KEY POINTS

  • The new deadline does not apply to state tax filing
  • Muni bonds have been hurt by the coronavirus epidemic
  • IRS said 68 million people had filed taxes by March 6

 

The Federal Reserve announced on Friday that it expanded its emergency plan to provide liquidity to money market mutual funds, by now permitting the purchase of assets from single-state and other tax-exempt municipal money market funds.

“Through the Money Market Mutual Fund Liquidity Facility, or MMLF, the Federal Reserve Bank of Boston will now be able to make loans available to eligible financial institutions secured by certain high-quality assets purchased from single state and other tax-exempt municipal money market mutual funds,” the Fed stated.

On Wednesday, the central bank had formed MMLF to alleviate pressure from prime money market funds which were witnessing large institutional customer withdrawals. The Treasury Department also said it will provide $10 billion of credit protection.

Administered by the Boston Fed, the program will offer risk-free loans to banks that will buy various assets from prime money market funds -- the assets would then be deposited with the Fed as collateral. By including short-term municipal bonds, city and state governments may now find it easier to raise funds.

Muni bonds have been hurt by the coronavirus epidemic as local governments fear their resources will be overwhelmed by people seeking medical care. These governments will also likely lose tax revenue as companies tell workers to stay home.

Diane Swonk, chief economist at Grant Thornton, praised the measure, by tweeting: “Fed provides liquidity for muni bond market. Pulls the trigger on purchases of municipal bond purchases. States bearing unusual burden of costs associated with combating COVID-19… Message to markets. Fed willing to work outside of box -- don’t bet against them.”

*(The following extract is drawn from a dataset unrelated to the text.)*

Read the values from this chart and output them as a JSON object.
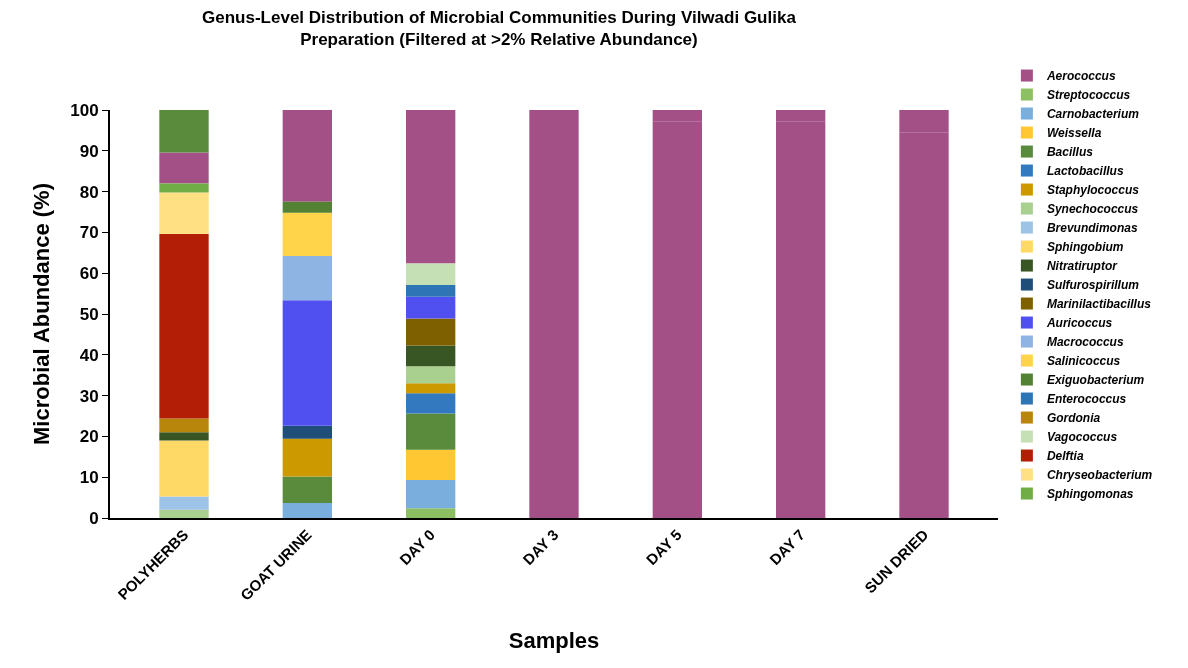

Some analysts were more skeptical.

"It’s not a panacea for a sector that many are worried about given the likely financial burdens that are set to hit state and local governments," cautioned Cameron Crise of Bloomberg.

Separately, the U.S. Treasury Secretary extended the filing deadline for federal taxpayers.

"We are moving Tax Day from April 15 to July 15," Secretary Steven Mnuchin tweeted. "All taxpayers and businesses will have this additional time to file and make payments without interest or penalties."

Mnuchin said he was following President Donald Trump's suggestion.

The White House earlier had said that it would defer tax payments for 90 days but that people would still need to file by April 15.

Mnuchin added that Americans expecting refunds should still file taxes now.

"I encourage all taxpayers who may have tax refunds to file now to get your money," he wrote.

Senate Majority Leader Mitch McConnell (R.-Ky.) also wanted a tax deadline extension in connection with the GOP’s new economic stimulus program.

Internal Revenue Service data revealed that nearly 68 million people had filed by March 6 and that nearly 53 million have already received their refunds.

Also, earlier in the week, Mnuchin said that individual and small businesses would be able to defer payments of up to $1 million and corporations could defer up to $10 million without suffering interest or penalties.

The new deadline does not apply to state tax filing, although in California, individuals now have until June 15 to file and pay their state taxes.